The view of the canyon from here was stunning. We could see the Colorado River and identify the rapids. Maybe the hike down the side of the canyon had done the trick in making us more appreciative of the canyon. Certainly it must have helped us identify the variation in the landscape rather than be overwhelmed with rock. The views east and west from this location were each unique and interesting.

The landscape both darkened and reddened as the sunset progressed and skit and I went from parapet to parapet snapping alternately the canyon and the sunset itself. Against the subtle tones of the early sunset were dark contrails. The "inverse contrails" delighted us. The sunset deepened and grew more vibrant until skit and I just looked at it agape proclaiming "I don't even have a word for that colour!", "Maybe fluorescent cerise?"

It was horribly cold as soon as the sun was below the horizon. All the people there piled on the last bus bus when it came just before the last light from the sky vanished. As we boarded, the sky just decided to become ridiculous with reds, oranges and yellows beyond what we thought sunsets capable of. We shook our heads as we gave up in attempting to capture it with our cameras.

Back in the village, we checked on the laundry but it was closed for the day so skit resigned herself to hand-washing that evening.

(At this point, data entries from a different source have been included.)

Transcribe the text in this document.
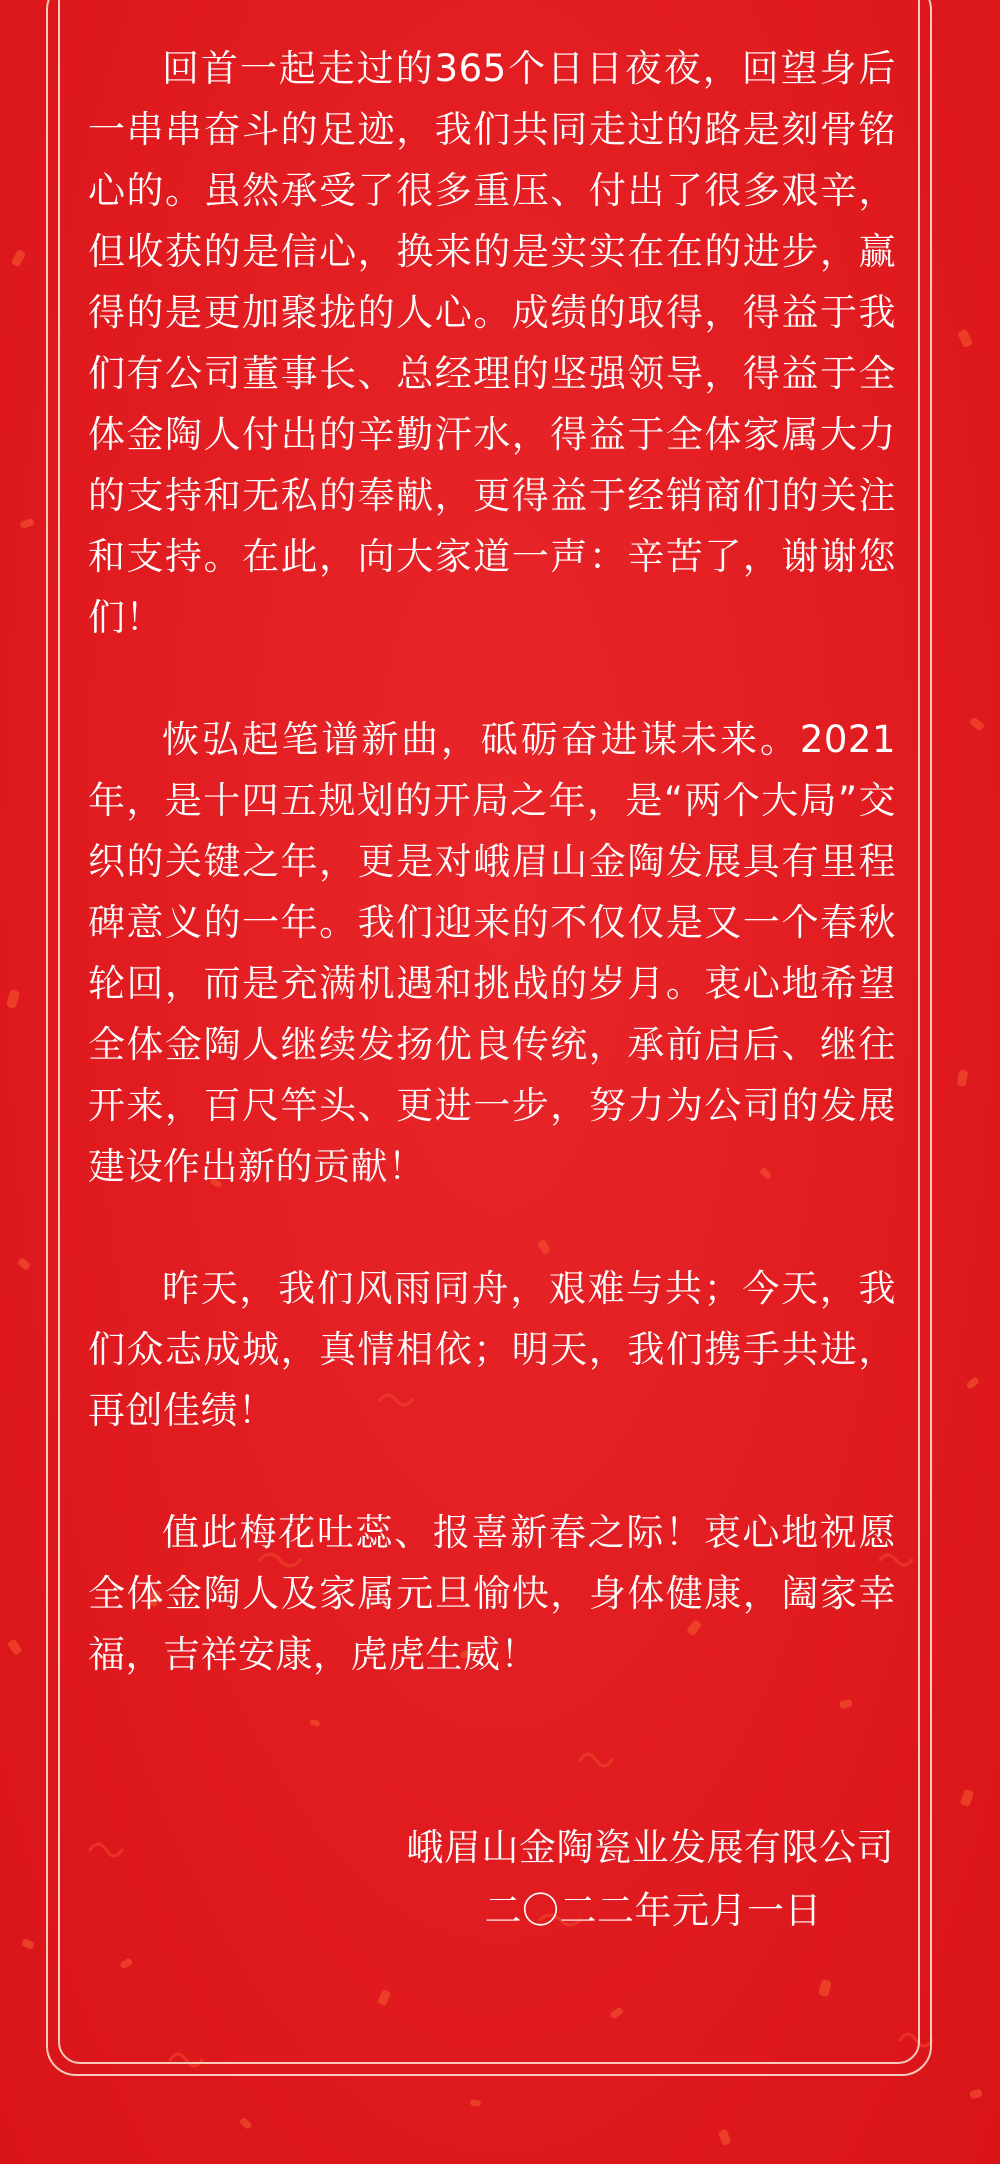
回首一起走过的365个日日夜夜，回望身后一串串奋斗的足迹，我们共同走过的路是刻骨铭心的。虽然承受了很多重压、付出了很多艰辛，但收获的是信心，换来的是实实在在的进步，赢得的是更加聚拢的人心。成绩的取得，得益于我们有公司董事长、总经理的坚强领导，得益于全体金陶人付出的辛勤汗水，得益于全体家属大力的支持和无私的奉献，更得益于经销商们的关注和支持。在此，向大家道一声：辛苦了，谢谢您们！

恢弘起笔谱新曲，砥砺奋进谋未来。2021年，是十四五规划的开局之年，是“两个大局”交织的关键之年，更是对峨眉山金陶发展具有里程碑意义的一年。我们迎来的不仅仅是又一个春秋轮回，而是充满机遇和挑战的岁月。衷心地希望全体金陶人继续发扬优良传统，承前启后、继往开来，百尺竿头、更进一步，努力为公司的发展建设作出新的贡献！

昨天，我们风雨同舟，艰难与共；今天，我们众志成城，真情相依；明天，我们携手共进，再创佳绩！

值此梅花吐蕊、报喜新春之际！衷心地祝愿全体金陶人及家属元旦愉快，身体健康，阖家幸福，吉祥安康，虎虎生威！

峨眉山金陶瓷业发展有限公司
二〇二二年元月一日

We were then on a quest for dinner not being excited about returning to the hotel. We didn't really know where we could go but just parked up in the village and started wandering aimlessly in a car park. Someone cried out, "are you looking for El Tovar?" I said yes even though we weren't and got directions. We followed them through the back entrance to the impressive looking El Tovar hotel. We peered into the restaurant and bar but kept our distance, intimidated by the luxury of the place. There was a menu on display for the restaurant at the Bright Angel Lodge and we were somewhat tempted by the not unreasonable prices. I got a map from the gift shop in the lobby and we found our way to Bright Angel Lodge.

It probably wouldn't have been difficult during the day or during warmer weather. But we were definitely below freezing this evening.

The gift shop at Bright Angel distracted us for quite a while but eventually we found somewhere to eat. Not the advertised restaurant but a more down-to-earth and family style eatery. Skit had a huge portion of ribs whilst I had beef fajitas. There was some mocking with regards to my eating skills but I think I coped rather well.

It really was cold outside. So very cold. We were going to head out far from the lights of the village to do some star gazing. But I just wanted to head to warmth and when no obvious spot for star gazing presented itself, we just headed to the hotel. On leaving Bright Angel Lodge, we did see that the sky appeared particularly busy but of course pollution from the lodge and other buildings was still present. I regret not pressing to find a place from which to see the Milky Way. We tried star gazing in Bryce (where it was probably colder but by that point, cold weather was less of a shock to little Californian infected me) but there was cloud cover. And then in Zion we were just a bit too sozzled. In the end, we did get to do some star gazing in Port Angeles. But I bet it would have been better at the Grand Canyon.